Emmanuel_uk · 04-20-2006, 06:49 AM

If the drive make noises and your server is critical,
then why would you put that faulty drive back?
If you try to add back that faulty drive to the area I do not know what can happen
I suppose a new drive is needed

I played only with raid 0

clicking sound, 1 month, send back for refund (3 yr warranty)

DJCF · 04-20-2006, 07:09 AM

I think its a 5 year warranty actually, so very cool! (It's not even 5 months old yet.)
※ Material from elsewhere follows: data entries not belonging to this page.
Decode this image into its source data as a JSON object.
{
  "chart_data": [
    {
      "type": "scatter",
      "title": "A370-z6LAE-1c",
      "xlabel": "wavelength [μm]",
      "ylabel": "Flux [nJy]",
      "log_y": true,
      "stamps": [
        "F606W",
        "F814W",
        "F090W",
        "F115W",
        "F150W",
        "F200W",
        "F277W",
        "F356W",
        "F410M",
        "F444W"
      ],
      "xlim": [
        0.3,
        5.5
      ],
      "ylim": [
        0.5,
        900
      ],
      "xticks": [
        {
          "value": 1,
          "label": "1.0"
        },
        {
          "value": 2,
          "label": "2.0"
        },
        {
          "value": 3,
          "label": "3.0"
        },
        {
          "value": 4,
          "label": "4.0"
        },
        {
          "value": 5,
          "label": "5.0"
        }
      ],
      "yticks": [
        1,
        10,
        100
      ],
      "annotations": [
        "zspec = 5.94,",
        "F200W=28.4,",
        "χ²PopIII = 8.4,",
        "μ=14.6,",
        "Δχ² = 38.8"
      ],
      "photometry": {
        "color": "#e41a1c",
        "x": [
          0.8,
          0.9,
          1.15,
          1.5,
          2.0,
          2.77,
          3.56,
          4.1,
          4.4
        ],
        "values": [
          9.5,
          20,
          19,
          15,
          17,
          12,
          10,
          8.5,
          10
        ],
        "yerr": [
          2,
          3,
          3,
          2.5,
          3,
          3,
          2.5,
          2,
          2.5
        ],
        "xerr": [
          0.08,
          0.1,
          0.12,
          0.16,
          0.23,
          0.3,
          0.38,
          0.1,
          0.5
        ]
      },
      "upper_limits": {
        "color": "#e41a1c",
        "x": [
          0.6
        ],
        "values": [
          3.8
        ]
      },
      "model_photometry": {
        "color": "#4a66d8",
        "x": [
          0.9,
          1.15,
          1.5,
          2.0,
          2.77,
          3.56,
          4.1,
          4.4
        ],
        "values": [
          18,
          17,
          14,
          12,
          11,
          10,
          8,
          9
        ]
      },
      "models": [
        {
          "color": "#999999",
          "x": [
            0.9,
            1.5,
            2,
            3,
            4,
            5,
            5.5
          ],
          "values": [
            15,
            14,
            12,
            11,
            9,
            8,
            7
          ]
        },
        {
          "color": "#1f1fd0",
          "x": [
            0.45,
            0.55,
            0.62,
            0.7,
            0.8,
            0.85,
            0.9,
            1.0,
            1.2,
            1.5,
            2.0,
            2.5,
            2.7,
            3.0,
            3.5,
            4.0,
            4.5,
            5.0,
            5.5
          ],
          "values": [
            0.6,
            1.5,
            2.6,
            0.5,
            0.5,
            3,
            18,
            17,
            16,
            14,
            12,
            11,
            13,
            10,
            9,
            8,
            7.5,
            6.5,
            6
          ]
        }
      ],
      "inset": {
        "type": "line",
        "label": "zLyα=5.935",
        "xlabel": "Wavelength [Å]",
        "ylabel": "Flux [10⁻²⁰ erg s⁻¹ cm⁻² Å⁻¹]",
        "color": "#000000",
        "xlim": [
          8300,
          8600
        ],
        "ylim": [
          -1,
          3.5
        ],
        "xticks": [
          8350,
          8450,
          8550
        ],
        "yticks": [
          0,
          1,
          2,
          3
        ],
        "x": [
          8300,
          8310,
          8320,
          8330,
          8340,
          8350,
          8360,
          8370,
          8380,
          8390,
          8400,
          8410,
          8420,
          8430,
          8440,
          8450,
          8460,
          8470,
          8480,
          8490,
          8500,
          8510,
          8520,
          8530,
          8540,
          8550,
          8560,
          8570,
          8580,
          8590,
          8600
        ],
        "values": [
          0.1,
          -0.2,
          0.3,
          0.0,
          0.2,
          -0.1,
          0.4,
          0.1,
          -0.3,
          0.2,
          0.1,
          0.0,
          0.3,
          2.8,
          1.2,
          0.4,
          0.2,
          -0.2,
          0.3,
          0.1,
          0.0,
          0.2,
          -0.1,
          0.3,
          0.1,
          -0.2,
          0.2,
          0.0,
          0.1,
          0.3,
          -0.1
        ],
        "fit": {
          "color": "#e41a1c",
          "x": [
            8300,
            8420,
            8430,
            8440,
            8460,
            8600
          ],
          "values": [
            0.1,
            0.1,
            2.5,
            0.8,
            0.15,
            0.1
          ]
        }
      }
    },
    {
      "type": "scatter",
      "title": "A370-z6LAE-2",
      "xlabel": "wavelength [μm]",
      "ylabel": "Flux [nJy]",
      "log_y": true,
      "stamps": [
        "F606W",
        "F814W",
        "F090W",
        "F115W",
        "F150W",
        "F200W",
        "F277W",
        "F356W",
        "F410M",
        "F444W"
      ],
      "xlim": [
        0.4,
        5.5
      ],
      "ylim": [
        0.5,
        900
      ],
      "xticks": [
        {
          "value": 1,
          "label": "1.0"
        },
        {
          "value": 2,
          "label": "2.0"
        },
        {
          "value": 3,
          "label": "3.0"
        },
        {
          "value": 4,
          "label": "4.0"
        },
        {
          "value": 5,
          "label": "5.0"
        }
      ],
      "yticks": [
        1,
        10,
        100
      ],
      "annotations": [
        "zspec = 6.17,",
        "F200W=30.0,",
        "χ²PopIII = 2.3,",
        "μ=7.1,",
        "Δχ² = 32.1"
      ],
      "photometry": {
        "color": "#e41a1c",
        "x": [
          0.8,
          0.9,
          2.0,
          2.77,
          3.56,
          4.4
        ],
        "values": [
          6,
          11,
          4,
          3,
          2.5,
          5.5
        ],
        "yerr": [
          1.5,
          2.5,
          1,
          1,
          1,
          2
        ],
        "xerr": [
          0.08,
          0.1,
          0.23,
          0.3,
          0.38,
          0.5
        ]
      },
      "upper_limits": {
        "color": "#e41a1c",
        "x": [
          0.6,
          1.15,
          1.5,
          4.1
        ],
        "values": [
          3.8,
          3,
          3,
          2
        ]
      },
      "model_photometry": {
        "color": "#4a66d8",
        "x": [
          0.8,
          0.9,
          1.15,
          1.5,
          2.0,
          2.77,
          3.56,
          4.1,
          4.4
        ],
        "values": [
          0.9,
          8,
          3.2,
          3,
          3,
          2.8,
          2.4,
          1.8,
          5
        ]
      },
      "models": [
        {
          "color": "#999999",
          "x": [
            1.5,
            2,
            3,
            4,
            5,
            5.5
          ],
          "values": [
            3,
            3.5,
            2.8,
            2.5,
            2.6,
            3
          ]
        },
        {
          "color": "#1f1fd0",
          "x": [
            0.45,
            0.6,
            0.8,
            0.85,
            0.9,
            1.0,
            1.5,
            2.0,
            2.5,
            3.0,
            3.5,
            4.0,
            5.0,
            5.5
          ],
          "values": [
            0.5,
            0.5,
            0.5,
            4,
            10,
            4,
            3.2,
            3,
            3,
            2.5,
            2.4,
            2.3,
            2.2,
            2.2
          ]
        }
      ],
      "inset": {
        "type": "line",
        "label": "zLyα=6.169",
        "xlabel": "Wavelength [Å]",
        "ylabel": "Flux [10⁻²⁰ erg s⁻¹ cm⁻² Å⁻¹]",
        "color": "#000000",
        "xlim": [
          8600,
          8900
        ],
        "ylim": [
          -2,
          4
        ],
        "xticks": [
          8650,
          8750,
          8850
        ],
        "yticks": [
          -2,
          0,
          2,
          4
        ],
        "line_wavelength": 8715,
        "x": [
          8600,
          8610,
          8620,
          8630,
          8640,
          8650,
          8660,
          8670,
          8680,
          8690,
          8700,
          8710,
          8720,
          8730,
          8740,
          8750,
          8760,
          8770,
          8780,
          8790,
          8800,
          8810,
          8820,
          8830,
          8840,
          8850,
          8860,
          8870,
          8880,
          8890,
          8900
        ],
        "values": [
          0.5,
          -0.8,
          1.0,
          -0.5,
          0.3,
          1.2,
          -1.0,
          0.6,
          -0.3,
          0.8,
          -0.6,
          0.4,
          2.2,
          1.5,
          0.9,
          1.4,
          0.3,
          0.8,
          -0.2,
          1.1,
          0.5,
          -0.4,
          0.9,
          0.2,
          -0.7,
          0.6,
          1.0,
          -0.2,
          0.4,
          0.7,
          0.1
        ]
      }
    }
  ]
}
It was clicking but after restarting the server and plugging the hard drive back in, the clicking stopped and seems to be working fine now. (Both Suse and Fedora can see it in /dev, and I can querry it using mdadm.) So I was planning to try and simply re-add it. Good idea, or do you think I should send it back? If I send it back, wouldn't they most likely plug it into a test computer, discover that it "works" (no clicking, recognised by the OS and the BIOS) and send it back to me?

Cheers,

Daniel

Emmanuel_uk · 04-20-2006, 07:21 AM

you can install smartmontools and look into
the life parameters of the HD
(saying that only very recent kernel may support SMART on sata)

http://smartmontools.sourceforge.net/
vendor will accept just a printout

There is probably a win utility from the vendor to access smart data

Be frank with vendor and tell them that the noise stopped on putting it back

Using it again: how much is it worth loosing all your data?
You know it is partly faulty... why do you want to use again for?

series effect:
check that serial no do not follow
if one HD failed, maybe the other will

raid is no replacement for backups